# leicht verwackelt und unscharf



## Robert Steichele (26. Juli 2004)

Hab mit meiner Kamera (Canon Powershot S50) momentan das Problem, das viele Bilder leicht verwackelt oder unscharf sind. Muß dazu sagen, dass viele davon bei schlechten Lchtverhältnissen als Schnappschüsse entstehen. Die Kamera braucht relativ lange bis sich sich scharf stellt.
Trotzdem sind dann viele Bilder unscharf.

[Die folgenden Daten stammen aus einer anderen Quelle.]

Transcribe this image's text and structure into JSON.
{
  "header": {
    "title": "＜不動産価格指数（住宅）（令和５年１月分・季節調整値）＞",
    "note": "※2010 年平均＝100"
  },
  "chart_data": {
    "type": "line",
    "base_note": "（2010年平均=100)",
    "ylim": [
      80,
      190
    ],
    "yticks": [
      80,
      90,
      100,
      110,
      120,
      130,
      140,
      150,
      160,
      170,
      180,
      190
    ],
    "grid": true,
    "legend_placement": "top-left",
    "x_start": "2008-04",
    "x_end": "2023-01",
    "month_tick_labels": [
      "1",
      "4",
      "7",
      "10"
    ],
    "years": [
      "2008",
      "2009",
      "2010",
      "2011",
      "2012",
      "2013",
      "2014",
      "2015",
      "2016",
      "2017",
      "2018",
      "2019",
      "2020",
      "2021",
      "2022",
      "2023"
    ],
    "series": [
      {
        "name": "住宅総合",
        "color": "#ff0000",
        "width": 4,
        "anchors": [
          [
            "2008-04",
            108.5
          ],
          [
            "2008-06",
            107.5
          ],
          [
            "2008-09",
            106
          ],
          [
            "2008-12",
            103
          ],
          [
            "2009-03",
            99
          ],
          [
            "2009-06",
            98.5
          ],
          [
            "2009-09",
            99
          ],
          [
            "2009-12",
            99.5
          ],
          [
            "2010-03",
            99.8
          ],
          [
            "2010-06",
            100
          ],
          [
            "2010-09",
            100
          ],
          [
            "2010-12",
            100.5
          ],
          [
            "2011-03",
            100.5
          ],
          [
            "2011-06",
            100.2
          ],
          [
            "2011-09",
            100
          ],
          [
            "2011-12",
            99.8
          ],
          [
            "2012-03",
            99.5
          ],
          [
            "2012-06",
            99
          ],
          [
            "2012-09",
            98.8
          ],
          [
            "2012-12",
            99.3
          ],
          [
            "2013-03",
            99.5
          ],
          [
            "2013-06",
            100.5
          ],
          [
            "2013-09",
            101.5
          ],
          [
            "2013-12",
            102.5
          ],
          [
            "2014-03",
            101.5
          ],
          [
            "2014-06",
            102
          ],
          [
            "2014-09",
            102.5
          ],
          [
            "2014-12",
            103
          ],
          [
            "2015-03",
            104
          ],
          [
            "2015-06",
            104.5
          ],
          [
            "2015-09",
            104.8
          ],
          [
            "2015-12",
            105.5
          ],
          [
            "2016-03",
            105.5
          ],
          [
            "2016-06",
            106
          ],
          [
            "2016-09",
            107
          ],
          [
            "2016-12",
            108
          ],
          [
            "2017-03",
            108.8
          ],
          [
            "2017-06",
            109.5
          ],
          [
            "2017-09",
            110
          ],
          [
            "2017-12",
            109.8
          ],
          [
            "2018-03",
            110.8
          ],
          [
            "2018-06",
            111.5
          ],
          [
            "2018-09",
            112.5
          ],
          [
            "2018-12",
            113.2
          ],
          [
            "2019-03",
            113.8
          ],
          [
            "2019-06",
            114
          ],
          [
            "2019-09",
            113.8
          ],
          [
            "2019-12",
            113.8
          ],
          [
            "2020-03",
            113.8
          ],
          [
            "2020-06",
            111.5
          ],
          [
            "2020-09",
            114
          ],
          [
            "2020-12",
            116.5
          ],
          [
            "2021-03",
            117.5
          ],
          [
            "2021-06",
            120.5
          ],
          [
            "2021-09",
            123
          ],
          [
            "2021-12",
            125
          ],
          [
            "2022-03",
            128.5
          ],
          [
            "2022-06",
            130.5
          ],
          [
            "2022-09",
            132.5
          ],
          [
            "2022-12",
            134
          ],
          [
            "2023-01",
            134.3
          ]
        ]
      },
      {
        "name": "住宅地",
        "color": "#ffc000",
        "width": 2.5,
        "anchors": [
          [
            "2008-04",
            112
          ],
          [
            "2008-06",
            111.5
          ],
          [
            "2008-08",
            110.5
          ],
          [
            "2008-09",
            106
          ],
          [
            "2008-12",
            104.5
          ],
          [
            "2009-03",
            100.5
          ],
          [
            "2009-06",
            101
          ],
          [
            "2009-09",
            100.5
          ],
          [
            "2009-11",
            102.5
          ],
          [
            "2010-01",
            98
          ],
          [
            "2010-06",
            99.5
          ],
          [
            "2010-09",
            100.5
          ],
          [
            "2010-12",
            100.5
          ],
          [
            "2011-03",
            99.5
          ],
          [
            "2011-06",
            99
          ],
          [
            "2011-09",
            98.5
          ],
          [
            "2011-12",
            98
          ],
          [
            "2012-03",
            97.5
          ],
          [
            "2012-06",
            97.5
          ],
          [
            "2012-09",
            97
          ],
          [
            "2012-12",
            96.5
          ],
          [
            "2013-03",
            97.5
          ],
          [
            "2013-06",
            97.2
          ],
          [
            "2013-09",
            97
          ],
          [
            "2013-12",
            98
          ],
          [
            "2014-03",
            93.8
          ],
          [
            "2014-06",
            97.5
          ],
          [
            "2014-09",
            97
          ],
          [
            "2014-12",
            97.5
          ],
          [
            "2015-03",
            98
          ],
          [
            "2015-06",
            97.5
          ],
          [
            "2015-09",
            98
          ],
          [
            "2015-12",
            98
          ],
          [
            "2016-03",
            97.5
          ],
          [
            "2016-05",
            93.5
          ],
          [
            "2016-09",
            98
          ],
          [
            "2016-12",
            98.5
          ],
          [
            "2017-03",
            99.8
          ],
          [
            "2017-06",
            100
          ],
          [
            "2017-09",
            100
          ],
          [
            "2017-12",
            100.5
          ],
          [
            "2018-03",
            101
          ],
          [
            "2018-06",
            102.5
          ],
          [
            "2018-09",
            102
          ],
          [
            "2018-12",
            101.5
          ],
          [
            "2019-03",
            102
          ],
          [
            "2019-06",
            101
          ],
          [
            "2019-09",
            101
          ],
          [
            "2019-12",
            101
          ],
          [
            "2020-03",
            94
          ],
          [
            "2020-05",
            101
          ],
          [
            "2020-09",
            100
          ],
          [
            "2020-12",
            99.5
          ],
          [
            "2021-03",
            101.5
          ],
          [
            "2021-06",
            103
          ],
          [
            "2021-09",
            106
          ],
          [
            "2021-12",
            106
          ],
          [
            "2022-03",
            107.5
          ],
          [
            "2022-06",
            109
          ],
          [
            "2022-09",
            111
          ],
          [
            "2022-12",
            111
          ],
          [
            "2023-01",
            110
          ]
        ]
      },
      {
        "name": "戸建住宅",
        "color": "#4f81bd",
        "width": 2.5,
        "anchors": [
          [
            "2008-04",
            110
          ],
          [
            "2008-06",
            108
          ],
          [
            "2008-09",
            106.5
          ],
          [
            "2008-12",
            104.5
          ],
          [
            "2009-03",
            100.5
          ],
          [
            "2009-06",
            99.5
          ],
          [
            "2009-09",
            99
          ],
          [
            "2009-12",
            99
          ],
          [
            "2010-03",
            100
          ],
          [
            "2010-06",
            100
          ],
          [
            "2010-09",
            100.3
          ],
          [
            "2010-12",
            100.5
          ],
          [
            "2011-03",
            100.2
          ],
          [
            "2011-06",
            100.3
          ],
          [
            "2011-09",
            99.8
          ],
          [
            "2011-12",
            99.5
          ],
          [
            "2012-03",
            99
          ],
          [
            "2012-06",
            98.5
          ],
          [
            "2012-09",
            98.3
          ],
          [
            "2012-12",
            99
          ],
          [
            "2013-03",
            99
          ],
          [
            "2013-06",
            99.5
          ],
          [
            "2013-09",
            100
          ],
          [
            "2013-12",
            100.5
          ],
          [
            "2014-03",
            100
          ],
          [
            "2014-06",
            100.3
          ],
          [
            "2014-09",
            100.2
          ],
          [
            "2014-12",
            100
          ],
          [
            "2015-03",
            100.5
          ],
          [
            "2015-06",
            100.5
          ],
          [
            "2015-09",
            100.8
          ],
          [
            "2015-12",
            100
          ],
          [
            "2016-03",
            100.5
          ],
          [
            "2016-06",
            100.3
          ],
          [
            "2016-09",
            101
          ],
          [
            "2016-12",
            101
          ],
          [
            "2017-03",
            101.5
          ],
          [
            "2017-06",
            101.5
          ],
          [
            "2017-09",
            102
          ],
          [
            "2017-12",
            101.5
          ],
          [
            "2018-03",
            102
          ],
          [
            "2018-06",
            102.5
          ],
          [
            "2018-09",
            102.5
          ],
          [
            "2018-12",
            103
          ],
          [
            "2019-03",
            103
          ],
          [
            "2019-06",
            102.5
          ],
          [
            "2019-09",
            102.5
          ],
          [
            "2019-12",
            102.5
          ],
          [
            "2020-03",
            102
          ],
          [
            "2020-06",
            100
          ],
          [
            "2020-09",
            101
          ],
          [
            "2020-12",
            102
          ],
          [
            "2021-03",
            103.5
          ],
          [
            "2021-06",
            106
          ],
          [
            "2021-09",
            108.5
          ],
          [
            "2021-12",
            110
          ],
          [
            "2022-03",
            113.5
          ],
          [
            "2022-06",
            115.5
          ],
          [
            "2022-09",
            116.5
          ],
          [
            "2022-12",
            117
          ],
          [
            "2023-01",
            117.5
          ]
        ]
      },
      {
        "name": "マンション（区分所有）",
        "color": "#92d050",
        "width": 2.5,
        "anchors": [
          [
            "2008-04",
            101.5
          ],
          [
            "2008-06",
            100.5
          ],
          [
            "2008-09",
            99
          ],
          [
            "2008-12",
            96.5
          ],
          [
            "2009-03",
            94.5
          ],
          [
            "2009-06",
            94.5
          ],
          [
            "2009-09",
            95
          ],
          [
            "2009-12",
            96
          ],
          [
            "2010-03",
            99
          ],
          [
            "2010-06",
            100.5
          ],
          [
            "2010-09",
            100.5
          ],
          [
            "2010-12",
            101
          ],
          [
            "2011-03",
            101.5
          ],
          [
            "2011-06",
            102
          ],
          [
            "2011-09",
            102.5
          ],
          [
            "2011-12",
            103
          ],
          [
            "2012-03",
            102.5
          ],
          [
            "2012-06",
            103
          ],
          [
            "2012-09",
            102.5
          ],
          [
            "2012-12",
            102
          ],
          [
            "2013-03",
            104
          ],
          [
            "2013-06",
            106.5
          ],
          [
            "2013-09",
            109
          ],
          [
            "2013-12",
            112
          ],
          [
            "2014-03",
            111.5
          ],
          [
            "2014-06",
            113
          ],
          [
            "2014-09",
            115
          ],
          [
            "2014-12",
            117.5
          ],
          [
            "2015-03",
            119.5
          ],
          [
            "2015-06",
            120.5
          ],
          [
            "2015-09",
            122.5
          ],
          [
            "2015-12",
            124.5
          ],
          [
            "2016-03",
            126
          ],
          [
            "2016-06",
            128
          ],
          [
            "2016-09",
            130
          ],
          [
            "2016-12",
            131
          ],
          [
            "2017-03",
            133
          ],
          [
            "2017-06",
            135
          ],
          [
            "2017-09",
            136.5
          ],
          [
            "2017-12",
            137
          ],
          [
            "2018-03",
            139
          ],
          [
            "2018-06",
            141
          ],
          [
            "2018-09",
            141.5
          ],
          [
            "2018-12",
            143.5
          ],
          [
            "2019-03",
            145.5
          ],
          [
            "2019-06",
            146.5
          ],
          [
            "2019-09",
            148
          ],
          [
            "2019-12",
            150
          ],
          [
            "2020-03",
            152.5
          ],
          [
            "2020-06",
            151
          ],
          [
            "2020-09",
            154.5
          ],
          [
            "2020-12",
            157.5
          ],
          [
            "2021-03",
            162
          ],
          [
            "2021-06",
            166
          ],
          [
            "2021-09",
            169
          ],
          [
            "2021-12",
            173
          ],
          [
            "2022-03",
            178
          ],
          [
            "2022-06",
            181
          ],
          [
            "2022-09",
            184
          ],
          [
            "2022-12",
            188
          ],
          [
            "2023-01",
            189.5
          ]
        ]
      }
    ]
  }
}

Kann ich da was dagegen machen? Eigentlich sollte diese Kamera schon gute Fotos machen.

Gruß
Robert


----------



## ShadowMan (26. Juli 2004)

Blitz einschalten 

Dann dürfte es eigentlich gehen oder dann immer noch nicht?

Gruß,
Manuel ;-]


----------



## Robert Steichele (26. Juli 2004)

Naja eigentlich blitzt er schon immer. Teilweise sind sie jarichtig scharf, aber andere dann wieder total unscharf.


----------



## Jotho (28. Juli 2004)

Das liegt an der Verschlusszeit. Wenn es zu finster ist, hellt er das Bild automatisch mit der Belichtungsautomatik auf, dadurch steigt die Verschlusszeit und es verwackelt. Ich dachte mr bei meiner neuen CAM, das geht eh leicht, und dann sind die Nachtaufnahmen etwas schwierig.


----------